An old ballpark in Nelson is receiving some big league love.
The Toronto Blue Jays announced Friday that the Nelson Baseball Association is one of the recipients of its 12 Field Of Dreams grants this year.
The Jays are donating $117,000 to the ongoing restoration of Nelson’s Queen Elizabeth Park, which Nelson Baseball began a three-year overhaul of last October.
“I think it’s amazing,” said Nelson Baseball president Dwane Sorenson. “I haven’t seen one of those in the interior of B.C. yet. I just think it’s really cool to be recognized for the unique field that we have.
“It’s an amazing field and when it’s dressed up it’s gonna be I don’t think there’ll be anything better in the Kootenays.”
Nelson is the only B.C. community to receive this year’s grant. The $1.1 million investment is also being shared with communities in Saskatchewan, Ontario, Quebec, Nova Scotia and Newfoundland and Labrador.
A spokesperson for the Jays Care Foundation said Nelson Baseball’s application stood out for its vision and commitment to youth.
“This has been a challenging year for many, particularly children and youth. We are pleased that these grants will give them something to look forward to and the ability to reconnect with their peers through the game of baseball on their local diamonds,” said Jays Care executive director Robert Witchel in a statement.

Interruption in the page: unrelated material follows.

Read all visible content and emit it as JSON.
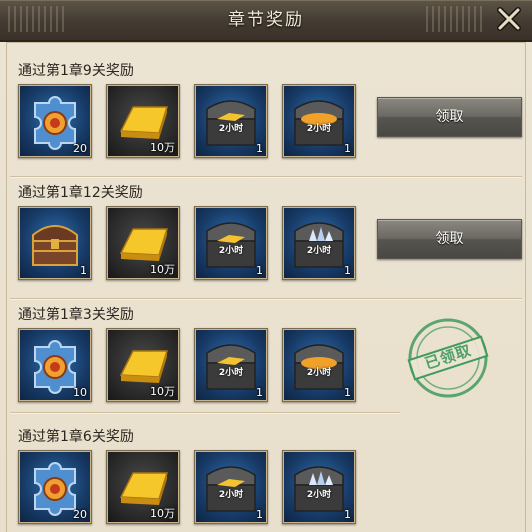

The Jays Care Foundation said in its announcement it has committed nearly $7 million to 68 Canadian community infrastructure projects over the last five years.
“With this year’s recipients spanning from British Columbia to Newfoundland and Labrador, we are excited to continue a legacy of investing in community infrastructure across the country,” said Witchel.
Queen Elizabeth Field, which was named in 1953 to commemorate the queen’s coronation, had been in dire need of renovations for years prior to the start of the current work.
A new warning track, foul poles, outfield fence and backstop netting have already been installed, and construction is underway on a rebuilt infield and dugouts as well as batting cages.
Nelson Baseball also plans to install new bleachers, resurface the old ones, place new sod, add an equipment building and a new digital scoreboard.
The organization has received $321,200 to complete the project, which also includes: $56,500 has come from in-kind contributions; $51,000 from the Regional District of Central Kootenay; $32,500 from cash donations; $27,500 from Columbia Basin Trust, $20,000 from the City of Nelson, $13,700 from BC Tire Stewardship and $3,000 from Kal Tire.
The donation from Canada’s only major league team was good news for Nelson Baseball, which had to scrap its little league season due to COVID-19 restrictions.
Sorenson credited Nelson Baseball treasurer Jim Sevigny for his fundraising efforts in making the dream of a new ballpark come true.
“Jim’s put a lot of work into it,” said Sorenson. “I mean, he’s driven the project. It wouldn’t happen without him.”